According to Brown, the call came in at 2:45 p.m. last Saturday and prompted a large number of units and personnel to respond to the scene.

“We had volunteer units respond from every station in the area,” Brown said. “There were approximately 40 firemen and about 15 units at the scene fighting the fire.”

While the loss is heartbreaking, Maxine’s outlook, faith, and hope in her Heavenly Father is an example to all.

“I am Arnold strong,” she said as she talked about losing Bobby Ray, her husband of 46 years. “This fire took things that can be replaced. The sad thing is that there was so much more in that house; our whole life together and so many memories.”

When asked about what she really needed, Maxine did not hesitate and said, “I need lots of prayers.”

Confident of the local support, she added, “We have been blessed. There are so many good people in this county. Next week, I will be sending The Tomahawk a huge thank you to the community and all those who helped me through this yet another tragedy.”

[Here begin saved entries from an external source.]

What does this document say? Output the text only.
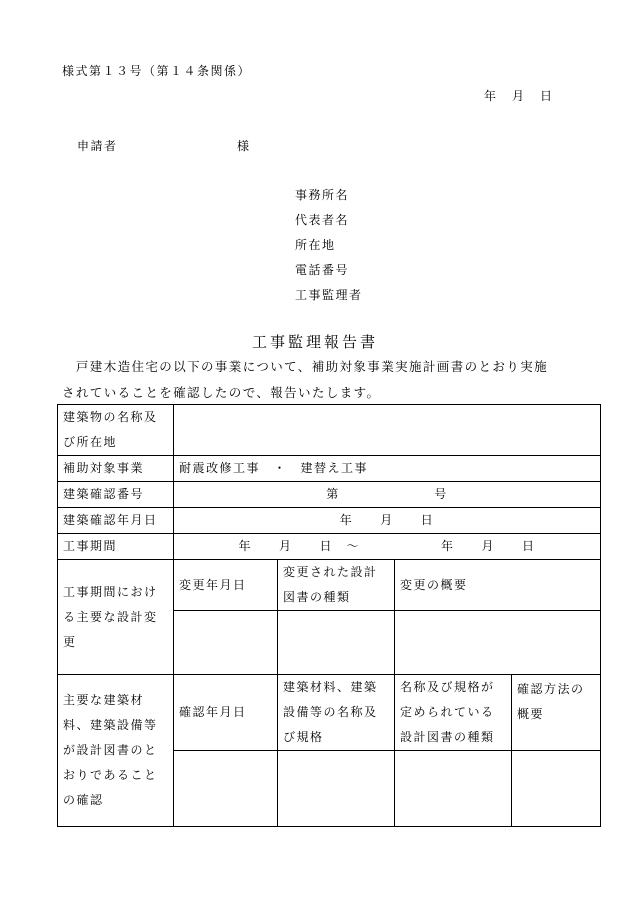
様式第１３号（第１４条関係）
年　月　日
申請者	様
事務所名
代表者名
所在地
電話番号
工事監理者
工事監理報告書
　戸建木造住宅の以下の事業について、補助対象事業実施計画書のとおり実施
されていることを確認したので、報告いたします。
建築物の名称及び所在地				
補助対象事業	耐震改修工事　・　建替え工事			
建築確認番号	第　　　　　　　号			
建築確認年月日	年　　月　　日			
工事期間	年　　月　　日　～　　　　　　年　　月　　日			
工事期間における主要な設計変更	変更年月日	変更された設計図書の種類	変更の概要	

主要な建築材料、建築設備等が設計図書のとおりであることの確認	確認年月日	建築材料、建築設備等の名称及び規格	名称及び規格が定められている設計図書の種類	確認方法の概要
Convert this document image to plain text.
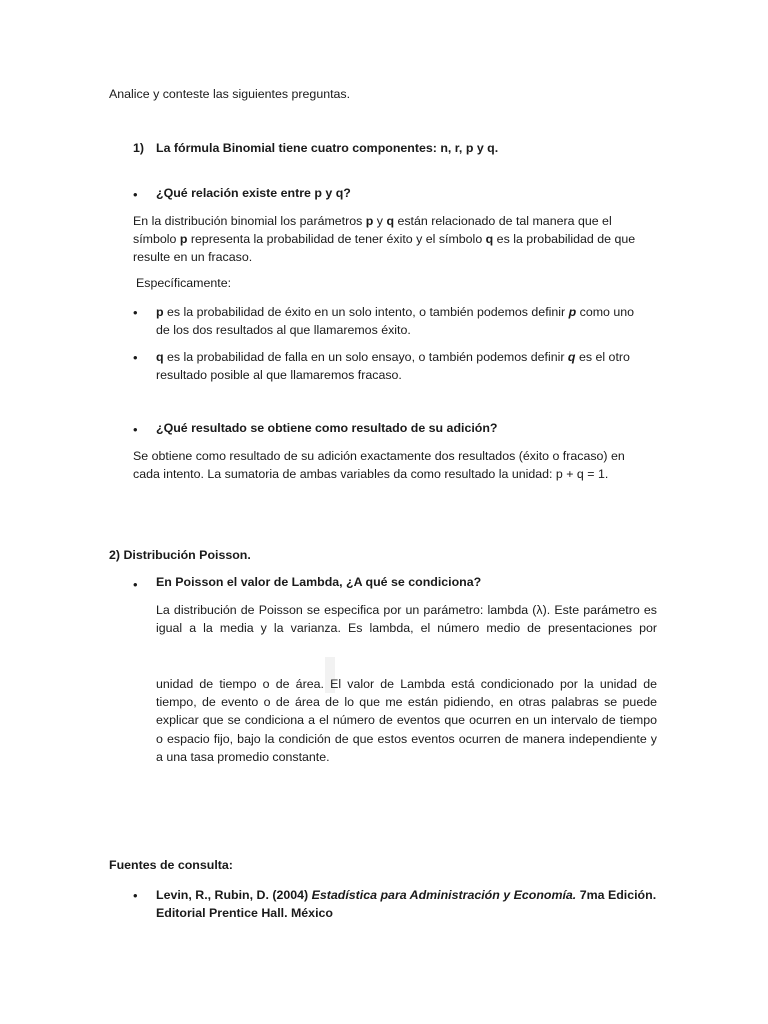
Analice y conteste las siguientes preguntas.

1) La fórmula Binomial tiene cuatro componentes: n, r, p y q.

• ¿Qué relación existe entre p y q?

En la distribución binomial los parámetros p y q están relacionado de tal manera que el símbolo p representa la probabilidad de tener éxito y el símbolo q es la probabilidad de que resulte en un fracaso.

Específicamente:

• p es la probabilidad de éxito en un solo intento, o también podemos definir p como uno de los dos resultados al que llamaremos éxito.

• q es la probabilidad de falla en un solo ensayo, o también podemos definir q es el otro resultado posible al que llamaremos fracaso.

• ¿Qué resultado se obtiene como resultado de su adición?

Se obtiene como resultado de su adición exactamente dos resultados (éxito o fracaso) en cada intento. La sumatoria de ambas variables da como resultado la unidad: p + q = 1.

2) Distribución Poisson.

• En Poisson el valor de Lambda, ¿A qué se condiciona?

La distribución de Poisson se especifica por un parámetro: lambda (λ). Este parámetro es igual a la media y la varianza. Es lambda, el número medio de presentaciones por

unidad de tiempo o de área. El valor de Lambda está condicionado por la unidad de tiempo, de evento o de área de lo que me están pidiendo, en otras palabras se puede explicar que se condiciona a el número de eventos que ocurren en un intervalo de tiempo o espacio fijo, bajo la condición de que estos eventos ocurren de manera independiente y a una tasa promedio constante.

Fuentes de consulta:

• Levin, R., Rubin, D. (2004) Estadística para Administración y Economía. 7ma Edición. Editorial Prentice Hall. México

Maxine said she was home when the fire started and managed to get her puppy out to safety before the flames engulfed the home. No one was injured, and the cause of the fire is undetermined at this time.But the incident is just another example of how quickly everything can be lost and a sad reminder to be safety conscious, especially during the holidays.

“Remember to think safety this holiday season,” said Johnson County 911 Communications Assistant Director Kevin Colson.

In offering some safety tips, Colson mentioned to water Christmas trees and don’t overload outlets with decorations and heaters.

“Don’t place packages or items near heaters,’ he said, adding, “check your smoke alarms and review family evacuation and safety plans. Have a safe and happy holiday season.”